Quale migliore occasione di un gioiso ponte vacanziero per rispolverare i classici della letteratura? Molti giovani sono in fila nelle librerie per acquistare una copia de Le Confessioni di un Italiano di Ippolito Nievo, ingorghi si segnalano anche ai caselli delle casse per acquistare "Alla ricerca del tempo perduto" di Proust, un noto pilota scrittore francese. Io, per sentirmi giovane tal loro, ho tirato fuori il vecchio libro del Liceo dei Dialoghi di Platone. Quale la sorpresa nel vedere uscire da esso un frammento originale mai pubblicato! Non chiedetevi perchè fosse contenuto in un libro stampato circa 2500 anni dopo, ma mica mi vorrete dare del bugiardo.
Contestualizziamo un po' l'opera, per quei giovani che sono talmente impasticcati al fine di ballare il rockandrollo e quindi trascurano gli studi. Socrate è stato condannato a morte perchè travia i giovani ateniesi - nei dialoghi di Platone i "discepoli" del maestro Socrate lo interrogano per capire il senso delle cose e delle sue scelte. In questo frammento straordinario Critone è preoccupato perchè alla mattina (ogni mattina!) caga troppo e ha saputo che c'e' gente invece che caga tipo un paio di volte a settimana e per i quali dunque questo "fastidio" non esiste..
Critone - Non è forse tutta questa mattin cacante disgustosa?
Socrate - Non è così per tutti?
C - Questo non mi è dato saperlo, ma taluni che conobbi, essi sembran men dediti
S - E' quindi il cacare un'abitudine o un'arte, come lo scrivere, di cui alcuni son eccelsi ed altri digiuni?
C - Essa è tale
S - E chi scrive più d'altri lo considera un malefizio?
C - No di certo
S - E se volesse smettere di scrivere, non potrebbe farlo d'imperio?
C- E' come dici.
S - Dunque anche il cacare può essere rinunziato...
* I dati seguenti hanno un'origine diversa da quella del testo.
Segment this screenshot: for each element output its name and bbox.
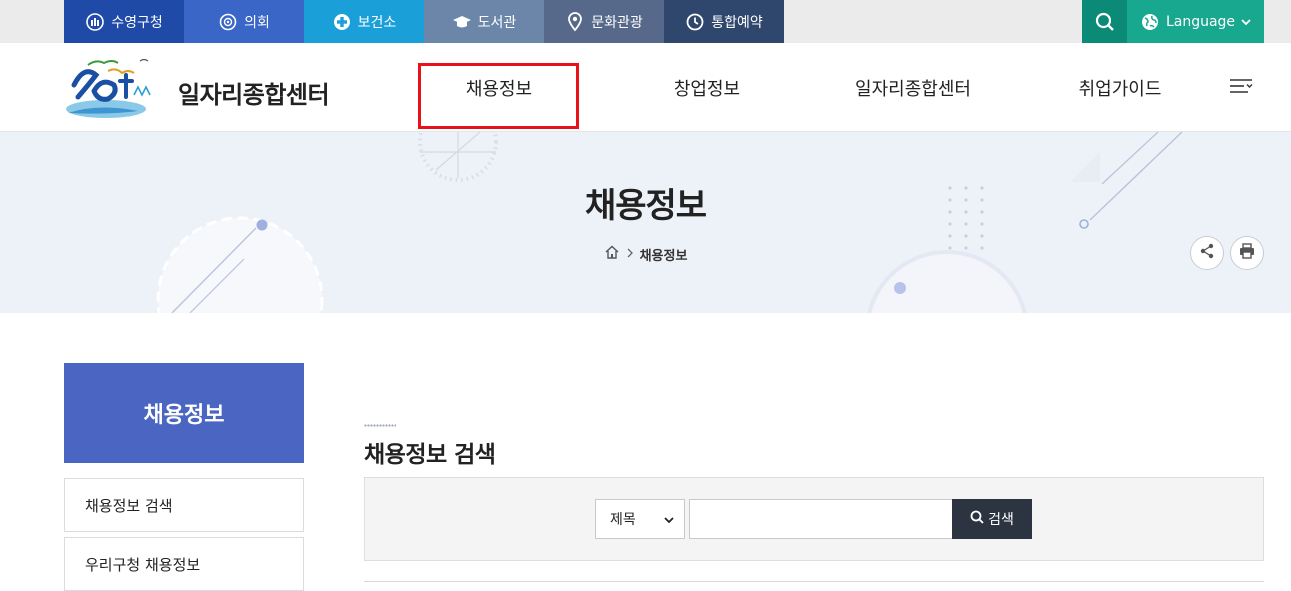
search-field-value: 제목 — [610, 512, 636, 528]
language-label: Language — [1165, 13, 1236, 30]
topbar-link-culture-tourism[interactable]: 문화관광 — [544, 0, 664, 43]
search-field-select[interactable]: 제목 — [595, 499, 685, 539]
clock-icon — [685, 12, 705, 32]
site-header: 일자리종합센터 채용정보 창업정보 일자리종합센터 취업가이드 — [0, 43, 1291, 132]
nav-recruitment-info[interactable]: 채용정보 — [420, 43, 578, 132]
search-button[interactable]: 검색 — [952, 499, 1032, 539]
breadcrumb: 채용정보 — [0, 244, 1291, 264]
topbar-search-button[interactable] — [1082, 0, 1127, 43]
share-icon — [1199, 243, 1215, 263]
nav-startup-info[interactable]: 창업정보 — [628, 43, 786, 132]
map-pin-icon — [565, 11, 585, 32]
printer-icon — [1238, 242, 1256, 264]
suyeong-logo[interactable] — [64, 51, 174, 123]
topbar-link-reservation[interactable]: 통합예약 — [664, 0, 784, 43]
share-button[interactable] — [1190, 236, 1224, 270]
topbar-label: 문화관광 — [591, 14, 643, 31]
building-icon — [85, 12, 105, 32]
home-icon[interactable] — [604, 244, 620, 264]
chevron-down-icon — [664, 513, 674, 529]
search-button-label: 검색 — [988, 512, 1014, 528]
sidebar-title: 채용정보 — [64, 363, 304, 463]
globe-icon — [1140, 12, 1160, 32]
topbar-label: 보건소 — [357, 14, 397, 31]
topbar-link-library[interactable]: 도서관 — [424, 0, 544, 43]
divider — [364, 581, 1264, 582]
medical-cross-icon — [332, 12, 352, 32]
page-banner: 채용정보 채용정보 — [0, 132, 1291, 313]
sidebar-item-district-jobs[interactable]: 우리구청 채용정보 — [64, 537, 304, 591]
nav-employment-guide[interactable]: 취업가이드 — [1041, 43, 1199, 132]
search-input[interactable] — [689, 499, 953, 539]
print-button[interactable] — [1230, 236, 1264, 270]
topbar-label: 의회 — [244, 14, 270, 31]
topbar-label: 수영구청 — [111, 14, 163, 31]
chevron-right-icon — [626, 247, 634, 262]
search-icon — [970, 510, 984, 528]
topbar-link-council[interactable]: 의회 — [184, 0, 304, 43]
title-decoration — [364, 424, 396, 427]
language-selector[interactable]: Language — [1127, 0, 1264, 43]
site-title[interactable]: 일자리종합센터 — [178, 75, 330, 110]
emblem-icon — [218, 12, 238, 32]
sidebar-item-job-search[interactable]: 채용정보 검색 — [64, 478, 304, 532]
nav-job-center[interactable]: 일자리종합센터 — [834, 43, 992, 132]
all-menu-button[interactable] — [1228, 76, 1258, 100]
section-title: 채용정보 검색 — [364, 442, 496, 468]
menu-icon — [1228, 79, 1254, 100]
topbar-label: 도서관 — [477, 14, 517, 31]
topbar-link-suyeong-office[interactable]: 수영구청 — [64, 0, 184, 43]
search-icon — [1095, 12, 1115, 32]
top-utility-bar: 수영구청 의회 보건소 도서관 문화관광 통합예약 Language — [0, 0, 1291, 43]
topbar-link-health-center[interactable]: 보건소 — [304, 0, 424, 43]
page-title: 채용정보 — [584, 186, 707, 226]
topbar-label: 통합예약 — [711, 14, 763, 31]
graduation-cap-icon — [452, 12, 472, 32]
chevron-down-icon — [1241, 14, 1251, 30]
breadcrumb-current[interactable]: 채용정보 — [640, 245, 688, 264]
C - Ma le viscere insorgerebbero, i dolori intestinali sarebbero più forti, i sudori molteplici, le ansie a mille!
S - Non è forse preferibile cacare a più non posso, allora?
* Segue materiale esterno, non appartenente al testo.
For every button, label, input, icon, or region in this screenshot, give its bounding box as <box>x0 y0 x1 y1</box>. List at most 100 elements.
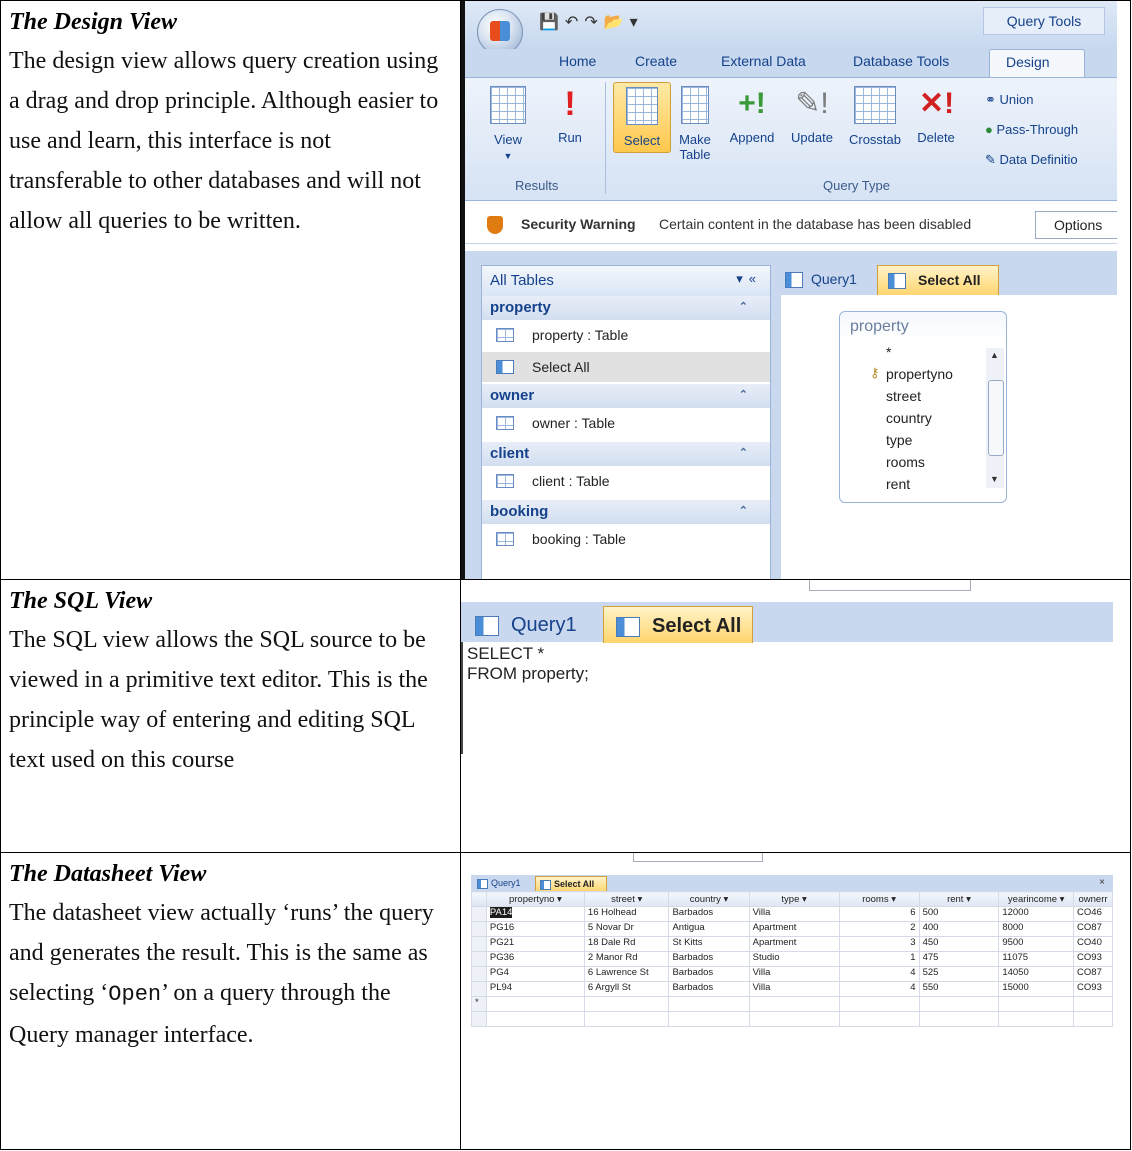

C - E' come dici, ma non sempre un bagno è disponibile o libero
S - Quel che dici è gran problema, ma allora non potresti farla per terra o coverto da un'aiuola?
C - La gente riderebbe di me! La legge mi punirebbe!
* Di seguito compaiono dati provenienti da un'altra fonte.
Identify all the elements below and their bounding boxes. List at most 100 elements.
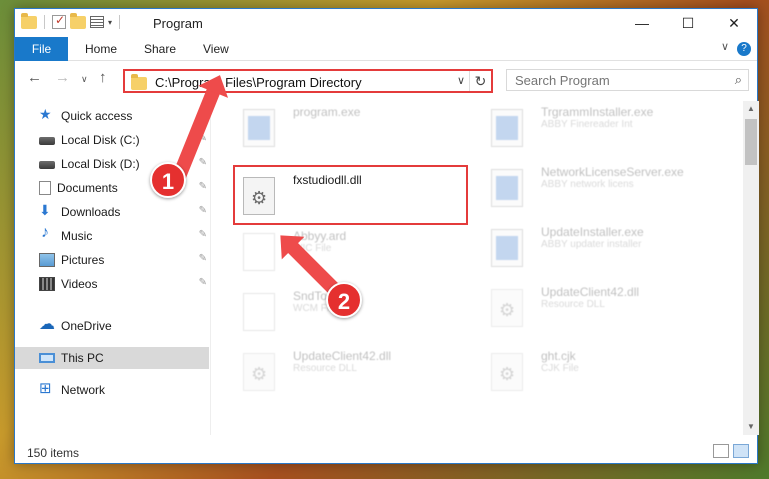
exe-icon	[491, 169, 523, 207]
help-icon[interactable]: ?	[737, 42, 751, 56]
file-description: ABBY network licens	[541, 179, 634, 190]
address-dropdown-icon[interactable]: ∨	[457, 74, 465, 87]
file-name: NetworkLicenseServer.exe	[541, 165, 684, 179]
file-list: program.exe TrgrammInstaller.exe ABBY Fi…	[219, 101, 743, 435]
dll-icon	[491, 353, 523, 391]
scroll-up-icon[interactable]: ▲	[743, 101, 759, 117]
file-name: ght.cjk	[541, 349, 576, 363]
file-item[interactable]: Abbyy.ard WIC File	[227, 225, 477, 283]
step-2-badge: 2	[326, 282, 362, 318]
tab-file[interactable]: File	[15, 37, 68, 61]
file-item[interactable]: TrgrammInstaller.exe ABBY Finereader Int	[475, 101, 725, 159]
disk-icon	[39, 161, 55, 169]
customize-toolbar-icon[interactable]: ▾	[108, 18, 112, 27]
address-bar[interactable]: C:\Program Files\Program Directory ∨ ↻	[123, 69, 493, 93]
pin-icon[interactable]: ✎	[199, 157, 207, 168]
file-icon	[243, 233, 275, 271]
pin-icon[interactable]: ✎	[199, 229, 207, 240]
sidebar-item-label: Music	[61, 229, 93, 243]
sidebar-item-quick-access[interactable]: Quick access	[15, 105, 209, 127]
exe-icon	[491, 109, 523, 147]
exe-icon	[243, 109, 275, 147]
search-box[interactable]: ⌕	[506, 69, 749, 91]
address-path[interactable]: C:\Program Files\Program Directory	[155, 75, 362, 90]
new-folder-icon[interactable]	[70, 12, 86, 29]
large-icons-view-icon[interactable]	[733, 444, 749, 458]
file-item[interactable]: ght.cjk CJK File	[475, 345, 725, 403]
file-item[interactable]: UpdateInstaller.exe ABBY updater install…	[475, 221, 725, 279]
status-bar: 150 items	[15, 441, 757, 463]
pin-icon[interactable]: ✎	[199, 181, 207, 192]
disk-icon	[39, 137, 55, 145]
step-1-badge: 1	[150, 162, 186, 198]
file-item[interactable]: UpdateClient42.dll Resource DLL	[475, 281, 725, 339]
sidebar-item-pictures[interactable]: Pictures ✎	[15, 249, 209, 271]
sidebar-item-label: This PC	[61, 351, 104, 365]
close-button[interactable]: ✕	[711, 9, 757, 37]
tab-view[interactable]: View	[191, 37, 241, 61]
file-item[interactable]: NetworkLicenseServer.exe ABBY network li…	[475, 161, 725, 219]
tab-home[interactable]: Home	[73, 37, 129, 61]
file-description: ABBY updater installer	[541, 239, 642, 250]
scroll-thumb[interactable]	[745, 119, 757, 165]
sidebar-item-videos[interactable]: Videos ✎	[15, 273, 209, 295]
music-icon	[39, 224, 55, 243]
details-view-icon[interactable]	[713, 444, 729, 458]
ribbon: File Home Share View ∨ ?	[15, 37, 757, 61]
sidebar-item-this-pc[interactable]: This PC	[15, 347, 209, 369]
document-icon	[39, 181, 51, 195]
view-icon[interactable]	[90, 16, 104, 28]
search-input[interactable]	[507, 70, 717, 90]
highlight-box-file	[233, 165, 468, 225]
search-icon[interactable]: ⌕	[735, 72, 742, 88]
sidebar-item-label: Pictures	[61, 253, 105, 267]
back-button[interactable]: ←	[27, 69, 42, 86]
navigation-bar: ← → ∨ ↑ C:\Program Files\Program Directo…	[15, 61, 757, 97]
properties-icon[interactable]	[52, 13, 66, 29]
file-item[interactable]: program.exe	[227, 101, 477, 159]
refresh-button[interactable]: ↻	[469, 71, 491, 91]
expand-ribbon-icon[interactable]: ∨	[721, 40, 729, 53]
up-button[interactable]: ↑	[99, 69, 107, 86]
maximize-button[interactable]: ☐	[665, 9, 711, 37]
file-name: UpdateClient42.dll	[293, 349, 392, 363]
sidebar-item-network[interactable]: Network	[15, 379, 209, 401]
sidebar-item-music[interactable]: Music ✎	[15, 224, 209, 247]
pictures-icon	[39, 253, 55, 267]
pin-icon[interactable]: ✎	[199, 205, 207, 216]
file-icon	[243, 293, 275, 331]
forward-button[interactable]: →	[55, 69, 70, 86]
toolbar-divider	[44, 15, 45, 29]
tab-share[interactable]: Share	[132, 37, 188, 61]
sidebar-item-local-disk-c[interactable]: Local Disk (C:) ✎	[15, 129, 209, 151]
sidebar-item-onedrive[interactable]: OneDrive	[15, 314, 209, 337]
sidebar-item-downloads[interactable]: Downloads ✎	[15, 201, 209, 223]
file-name: program.exe	[293, 105, 361, 119]
minimize-button[interactable]: —	[619, 9, 665, 37]
computer-icon	[39, 353, 55, 363]
file-name: UpdateInstaller.exe	[541, 225, 644, 239]
sidebar-item-label: Documents	[57, 181, 118, 195]
file-description: Resource DLL	[541, 299, 605, 310]
file-description: ABBY Finereader Int	[541, 119, 633, 130]
title-bar: ▾ Program — ☐ ✕	[15, 9, 757, 37]
recent-locations-button[interactable]: ∨	[81, 74, 88, 85]
file-item[interactable]: UpdateClient42.dll Resource DLL	[227, 345, 477, 403]
pin-icon[interactable]: ✎	[199, 253, 207, 264]
window-controls: — ☐ ✕	[619, 9, 757, 37]
item-count: 150 items	[27, 446, 80, 460]
dll-icon	[491, 289, 523, 327]
scroll-down-icon[interactable]: ▼	[743, 419, 759, 435]
file-name: UpdateClient42.dll	[541, 285, 640, 299]
pin-icon[interactable]: ✎	[199, 277, 207, 288]
sidebar-item-label: Local Disk (D:)	[61, 157, 140, 171]
download-icon	[39, 202, 55, 219]
folder-icon	[131, 74, 147, 90]
exe-icon	[491, 229, 523, 267]
quick-access-toolbar: ▾	[21, 12, 123, 29]
sidebar-item-label: Videos	[61, 277, 98, 291]
video-icon	[39, 277, 55, 291]
vertical-scrollbar[interactable]: ▲ ▼	[743, 101, 759, 435]
file-description: Resource DLL	[293, 363, 357, 374]
sidebar-item-label: Quick access	[61, 109, 133, 123]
S - Ma la gente, come dicevamo prima, non ha il tuo stesso problema.
C - Senza meno
S - Dunque sarebbe una derisione vuota, come quella dell'analfabeta nei confronti dello scrittore prolisso
C - E' molto vero, maestro!
S - E se le leggi ti proibissero di defecare lietamente, non finiresti alfine in carcere, laddove esistono latrine e il problema non sarebbe comunque risolto?
C - Illuminante,maestro!
S - Dunque va a cagare Critone!
C - Come cazzi ti permetti, stronzo?